The Social Uses of Personal Photography

Overview

Virtually everyone is in some way affected by personal photography. Photos are of great practical and emotional value: as a record of important life events, of children’s growing up, and of daily life. Yet this ubiquitous technology is changing radically in this digital, networked age -- and is in the process of changing even more.

The goal of this study is to understand the social uses of personal photography as an aid both to understanding how people use and will use emerging digital imaging technology, and to designing technology that supports people’s actual practices. A secondary goal is to develop methods and conceptual tools based in the social sciences for understanding the uses of — and resistance to — emerging technologies, and forinforming design.

Digital photography, the internet, and networked image-capture devices such as web-enabled cameraphones are creating major changes in photographic possibilities. Our premise is that users define a new technology according to its usefulness for their on-going activities, concerns, goals, and practices.
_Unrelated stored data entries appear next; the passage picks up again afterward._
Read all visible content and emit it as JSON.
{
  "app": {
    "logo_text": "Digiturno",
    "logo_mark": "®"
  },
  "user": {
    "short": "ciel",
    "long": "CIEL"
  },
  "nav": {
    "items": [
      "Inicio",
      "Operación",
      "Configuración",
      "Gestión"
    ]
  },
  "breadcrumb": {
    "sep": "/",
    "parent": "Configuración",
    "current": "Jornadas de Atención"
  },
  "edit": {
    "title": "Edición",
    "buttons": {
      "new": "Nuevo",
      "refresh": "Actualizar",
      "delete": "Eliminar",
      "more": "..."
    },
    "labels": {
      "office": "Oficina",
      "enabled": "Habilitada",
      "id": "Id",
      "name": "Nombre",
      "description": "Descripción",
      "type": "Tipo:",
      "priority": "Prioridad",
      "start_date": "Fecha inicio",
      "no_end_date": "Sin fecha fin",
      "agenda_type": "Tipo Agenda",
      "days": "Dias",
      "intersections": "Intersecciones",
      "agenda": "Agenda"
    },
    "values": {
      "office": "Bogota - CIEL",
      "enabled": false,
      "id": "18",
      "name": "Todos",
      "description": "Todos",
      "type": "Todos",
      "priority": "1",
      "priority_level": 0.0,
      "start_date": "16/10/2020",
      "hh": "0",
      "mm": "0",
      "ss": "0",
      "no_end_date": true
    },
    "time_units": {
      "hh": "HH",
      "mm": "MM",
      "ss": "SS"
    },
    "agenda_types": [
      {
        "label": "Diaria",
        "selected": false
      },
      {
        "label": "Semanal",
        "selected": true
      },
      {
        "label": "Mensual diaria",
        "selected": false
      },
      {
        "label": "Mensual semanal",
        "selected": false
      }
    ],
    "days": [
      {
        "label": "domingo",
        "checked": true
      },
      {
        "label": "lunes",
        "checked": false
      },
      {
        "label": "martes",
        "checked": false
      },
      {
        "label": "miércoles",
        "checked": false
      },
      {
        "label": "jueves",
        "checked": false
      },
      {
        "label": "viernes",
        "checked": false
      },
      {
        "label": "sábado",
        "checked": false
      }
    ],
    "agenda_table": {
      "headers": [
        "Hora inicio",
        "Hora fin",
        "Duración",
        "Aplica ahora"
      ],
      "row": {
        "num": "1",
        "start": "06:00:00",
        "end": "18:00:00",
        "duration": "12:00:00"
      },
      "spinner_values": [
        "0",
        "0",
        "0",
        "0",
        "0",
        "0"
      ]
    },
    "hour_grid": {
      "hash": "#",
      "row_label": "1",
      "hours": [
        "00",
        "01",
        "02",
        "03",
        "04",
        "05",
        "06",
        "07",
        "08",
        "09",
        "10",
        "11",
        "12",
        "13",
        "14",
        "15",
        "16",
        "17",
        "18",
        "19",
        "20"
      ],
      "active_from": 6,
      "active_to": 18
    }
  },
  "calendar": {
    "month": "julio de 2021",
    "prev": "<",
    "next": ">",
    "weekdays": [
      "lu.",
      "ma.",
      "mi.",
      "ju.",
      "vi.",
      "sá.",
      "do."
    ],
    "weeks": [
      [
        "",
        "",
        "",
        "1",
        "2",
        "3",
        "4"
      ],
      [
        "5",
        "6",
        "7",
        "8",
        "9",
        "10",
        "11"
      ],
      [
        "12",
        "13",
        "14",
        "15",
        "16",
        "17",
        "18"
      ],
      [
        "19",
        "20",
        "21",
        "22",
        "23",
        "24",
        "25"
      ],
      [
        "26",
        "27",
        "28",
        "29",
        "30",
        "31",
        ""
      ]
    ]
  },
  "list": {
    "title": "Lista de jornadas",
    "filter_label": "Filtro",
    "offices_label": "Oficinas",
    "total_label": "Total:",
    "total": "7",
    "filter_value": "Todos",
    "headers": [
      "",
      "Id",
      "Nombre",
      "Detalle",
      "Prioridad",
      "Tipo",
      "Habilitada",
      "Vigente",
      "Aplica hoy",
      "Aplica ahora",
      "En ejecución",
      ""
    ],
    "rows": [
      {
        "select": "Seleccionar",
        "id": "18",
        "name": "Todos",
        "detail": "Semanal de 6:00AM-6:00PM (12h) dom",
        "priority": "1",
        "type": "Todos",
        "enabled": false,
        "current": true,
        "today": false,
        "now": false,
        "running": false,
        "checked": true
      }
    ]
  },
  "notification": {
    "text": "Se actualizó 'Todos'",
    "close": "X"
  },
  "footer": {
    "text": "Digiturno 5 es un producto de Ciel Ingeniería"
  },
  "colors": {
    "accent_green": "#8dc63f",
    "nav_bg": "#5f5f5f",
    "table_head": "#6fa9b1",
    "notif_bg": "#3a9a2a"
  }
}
To understand the emerging and potential uses of digital imaging technology, then, we are looking at the higher-order purposes or social uses for which present imaging media and technologies are used, as well as at other activities for which emerging media and technologies may be useful.

In this study, we are interviewing casual photographers, including both digital and analog photographers and photobloggers. We gave networked cameraphones to graduate students in our program. And we are examining photos on publicly-accessible photo web sites. Currently, we are interviewing users of Flickr.com.

We are drawing on the literature of HCI, visual sociology and anthropology, visual studies, new media, and the history of photography.